Thursday, April 28, 2016
Up until that point, I'm not sure I'd seen a picture of this particular person that really allowed me a clear look at her. Once I had, I immediately began to wonder why she doesn't post pictures all the time. She is stunning. Her looks are very close to the type of looks I've always wished I had. "If I looked like her, the entire Internet would be so fucking sick of my selfie spam by now," I thought.
Then I actually read the words she wrote. Among other things, she mentioned having a disconnect between the way she sees herself and the fact that she likes the way she looks in the picture. She mentioned having gained weight and being able to see it in her face and a couple of other things. I really didn't see any of that myself. I just saw a stunningly beautiful girl that is very blessed with what I consider to be an incredible dose of beauty. To me, she looked absolutely flawless.
I can relate though. More than I probably really care to admit. Truth be told, I don't usually think of myself as a beautiful woman. I'm well aware that others consider me to be not just pretty, but exceptionally attractive. I'm also aware that many people feel the same way about my looks that I felt about my friend's. However, I do not see that in myself.

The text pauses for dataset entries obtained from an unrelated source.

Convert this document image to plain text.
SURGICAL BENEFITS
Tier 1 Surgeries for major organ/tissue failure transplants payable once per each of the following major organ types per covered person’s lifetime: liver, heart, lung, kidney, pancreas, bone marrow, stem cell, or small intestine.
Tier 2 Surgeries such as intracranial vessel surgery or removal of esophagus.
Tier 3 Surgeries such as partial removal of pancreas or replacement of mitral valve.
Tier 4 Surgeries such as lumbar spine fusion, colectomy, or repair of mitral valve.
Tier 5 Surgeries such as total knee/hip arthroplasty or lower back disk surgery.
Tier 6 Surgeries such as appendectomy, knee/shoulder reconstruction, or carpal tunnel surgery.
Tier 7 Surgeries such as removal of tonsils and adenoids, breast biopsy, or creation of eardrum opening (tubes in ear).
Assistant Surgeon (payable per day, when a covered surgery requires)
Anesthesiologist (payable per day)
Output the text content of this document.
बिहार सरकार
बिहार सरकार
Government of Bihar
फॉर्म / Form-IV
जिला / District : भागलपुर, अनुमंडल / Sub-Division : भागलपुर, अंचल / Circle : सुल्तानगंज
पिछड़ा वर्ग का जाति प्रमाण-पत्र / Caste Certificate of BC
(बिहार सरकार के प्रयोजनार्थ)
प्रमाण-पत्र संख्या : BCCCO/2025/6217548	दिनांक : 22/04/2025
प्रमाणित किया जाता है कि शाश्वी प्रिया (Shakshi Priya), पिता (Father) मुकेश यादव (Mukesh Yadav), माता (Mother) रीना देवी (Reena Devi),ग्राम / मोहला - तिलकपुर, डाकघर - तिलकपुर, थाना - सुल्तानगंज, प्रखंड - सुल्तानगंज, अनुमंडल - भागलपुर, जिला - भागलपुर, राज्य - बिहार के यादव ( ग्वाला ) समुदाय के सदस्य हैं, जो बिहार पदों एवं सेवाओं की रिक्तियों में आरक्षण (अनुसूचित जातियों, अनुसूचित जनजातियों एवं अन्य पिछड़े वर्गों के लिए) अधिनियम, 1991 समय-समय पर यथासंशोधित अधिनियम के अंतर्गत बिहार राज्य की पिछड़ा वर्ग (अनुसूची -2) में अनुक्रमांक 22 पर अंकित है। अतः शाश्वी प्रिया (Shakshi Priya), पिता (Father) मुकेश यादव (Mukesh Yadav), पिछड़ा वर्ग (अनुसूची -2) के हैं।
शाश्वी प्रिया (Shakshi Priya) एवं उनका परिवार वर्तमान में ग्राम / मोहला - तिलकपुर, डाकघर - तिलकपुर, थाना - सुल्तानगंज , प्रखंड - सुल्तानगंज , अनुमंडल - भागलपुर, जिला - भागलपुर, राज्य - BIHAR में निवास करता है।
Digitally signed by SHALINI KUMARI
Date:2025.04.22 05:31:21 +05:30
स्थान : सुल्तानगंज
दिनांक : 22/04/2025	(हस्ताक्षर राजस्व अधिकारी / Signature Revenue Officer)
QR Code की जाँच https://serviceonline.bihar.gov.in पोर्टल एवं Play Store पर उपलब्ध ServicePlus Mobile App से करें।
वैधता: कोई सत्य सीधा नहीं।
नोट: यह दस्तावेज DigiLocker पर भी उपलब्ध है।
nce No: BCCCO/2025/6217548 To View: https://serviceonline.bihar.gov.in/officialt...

At best, I feel like I'm good at hair and make-up. I view myself as someone that cleans up well. I see my beauty as something fake that I can manufacture for myself when I feel like it. It is a cheap, artificial substitute for the natural beauty I don't actually feel I possess. I don't take more pictures or spend more time and energy on my looks because I don't really like having to focus on my looks and on all I feel is wrong with them. I'd rather focus on what I see as my real assets -- my creativity and my wonderful, curious mind. The same things many women that see themselves as "unpretty" cling to because it's a hell of a lot better than being nothing.
But then I'll actually bother to put myself together and take a couple of photos because my social media avatars are getting old. And for two seconds I'll actually see a picture of a beautiful woman and I'll have a fleeting understanding of why other people say the things they do about my looks. And then it's gone again as quickly as it came.